Here are a couple of my previous notes on this issue:
One reason to sacrifice a man for the sake of society can be found during criminal trials. A man, Robinson, who committed a real crime (hurt someone or stole property) made it clear to everybody that he found it OK to sacrifice other people’s rights or welfare unlawfully for his own selfish ends. He is amoral; he does what he can get away with. It’s true that this time, he got caught, but he’ll be more crafty in the future, if he gets a light sentence.
As a result, the judge acquires the right to a symmetric retaliation: he throws the book at him. He punishes Robinson in part in order to make an example out of him to other people. The judge hopes to reinforce the deterrence stimulus for them against future crimes. The people are told: “This is how not to live. Behold Robinson’s disgrace and fall and avoid acting like him.” That may be a utilitarian decision by the judge.
(Or imagine a mother watching a public execution of Robinson with a young boy. “See him, Timmy?” she says. “Don’t be like him, or the monsters will get you.”)
Robinson becomes a tool, a means to an end, but then he considered other people his own tools. Turnabout is fair play.

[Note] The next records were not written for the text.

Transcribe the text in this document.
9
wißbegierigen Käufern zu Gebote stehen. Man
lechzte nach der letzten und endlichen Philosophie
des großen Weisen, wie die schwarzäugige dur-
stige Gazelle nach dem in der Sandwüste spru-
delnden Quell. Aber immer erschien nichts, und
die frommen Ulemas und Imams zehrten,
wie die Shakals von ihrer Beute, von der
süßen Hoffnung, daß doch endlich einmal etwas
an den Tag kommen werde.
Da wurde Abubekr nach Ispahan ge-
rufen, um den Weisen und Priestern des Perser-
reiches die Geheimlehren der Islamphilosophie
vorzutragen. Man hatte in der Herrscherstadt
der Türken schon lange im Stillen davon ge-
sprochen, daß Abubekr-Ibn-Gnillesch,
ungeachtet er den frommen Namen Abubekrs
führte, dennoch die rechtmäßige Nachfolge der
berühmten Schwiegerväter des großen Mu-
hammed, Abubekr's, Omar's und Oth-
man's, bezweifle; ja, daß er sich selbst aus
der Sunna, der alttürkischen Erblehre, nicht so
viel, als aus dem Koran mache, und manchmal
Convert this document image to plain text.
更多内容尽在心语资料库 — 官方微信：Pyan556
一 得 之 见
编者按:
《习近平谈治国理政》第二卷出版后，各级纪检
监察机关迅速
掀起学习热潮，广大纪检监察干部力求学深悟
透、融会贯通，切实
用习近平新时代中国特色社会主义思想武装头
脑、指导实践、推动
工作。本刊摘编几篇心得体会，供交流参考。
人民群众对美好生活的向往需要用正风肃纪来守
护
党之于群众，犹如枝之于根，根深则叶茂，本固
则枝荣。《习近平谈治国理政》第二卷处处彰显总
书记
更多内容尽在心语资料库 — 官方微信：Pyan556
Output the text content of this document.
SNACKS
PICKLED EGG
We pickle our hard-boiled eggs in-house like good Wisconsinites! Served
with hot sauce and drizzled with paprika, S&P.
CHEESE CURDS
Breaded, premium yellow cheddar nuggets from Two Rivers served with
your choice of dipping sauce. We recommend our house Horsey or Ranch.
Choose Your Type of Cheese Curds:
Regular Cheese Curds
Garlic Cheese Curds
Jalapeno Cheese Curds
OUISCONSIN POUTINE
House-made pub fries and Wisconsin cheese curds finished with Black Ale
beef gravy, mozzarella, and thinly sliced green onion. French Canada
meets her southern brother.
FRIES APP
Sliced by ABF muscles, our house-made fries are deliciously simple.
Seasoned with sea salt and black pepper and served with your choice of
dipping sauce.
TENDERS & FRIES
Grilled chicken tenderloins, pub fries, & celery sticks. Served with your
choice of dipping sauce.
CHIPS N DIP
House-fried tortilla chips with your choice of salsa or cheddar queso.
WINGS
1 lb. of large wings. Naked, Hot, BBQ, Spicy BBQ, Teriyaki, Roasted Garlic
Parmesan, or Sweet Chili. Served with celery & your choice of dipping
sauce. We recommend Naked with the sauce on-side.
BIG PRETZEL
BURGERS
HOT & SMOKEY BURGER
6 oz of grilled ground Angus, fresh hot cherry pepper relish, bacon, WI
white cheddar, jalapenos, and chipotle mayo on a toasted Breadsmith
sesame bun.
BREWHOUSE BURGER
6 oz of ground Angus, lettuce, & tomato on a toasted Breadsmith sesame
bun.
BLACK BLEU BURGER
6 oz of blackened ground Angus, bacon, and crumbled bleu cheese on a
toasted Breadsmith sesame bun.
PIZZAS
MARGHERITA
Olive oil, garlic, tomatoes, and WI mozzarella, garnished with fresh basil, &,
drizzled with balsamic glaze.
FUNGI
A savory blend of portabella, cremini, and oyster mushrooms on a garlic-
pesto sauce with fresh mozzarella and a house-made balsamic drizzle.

In many ways, God will do unto you as you did unto others. If you never wickedly sacrificed any other person’s rights for your pleasure, or their greater happiness for your lesser happiness, then God will be prohibited by His own righteousness and goodness from sacrificing you. You will not be made an example of. You are in control of your own fate.
In short, produce more than you consume, bear fruit for others to eat, and you can be assured that God will not want to shame you for edification of all concerned.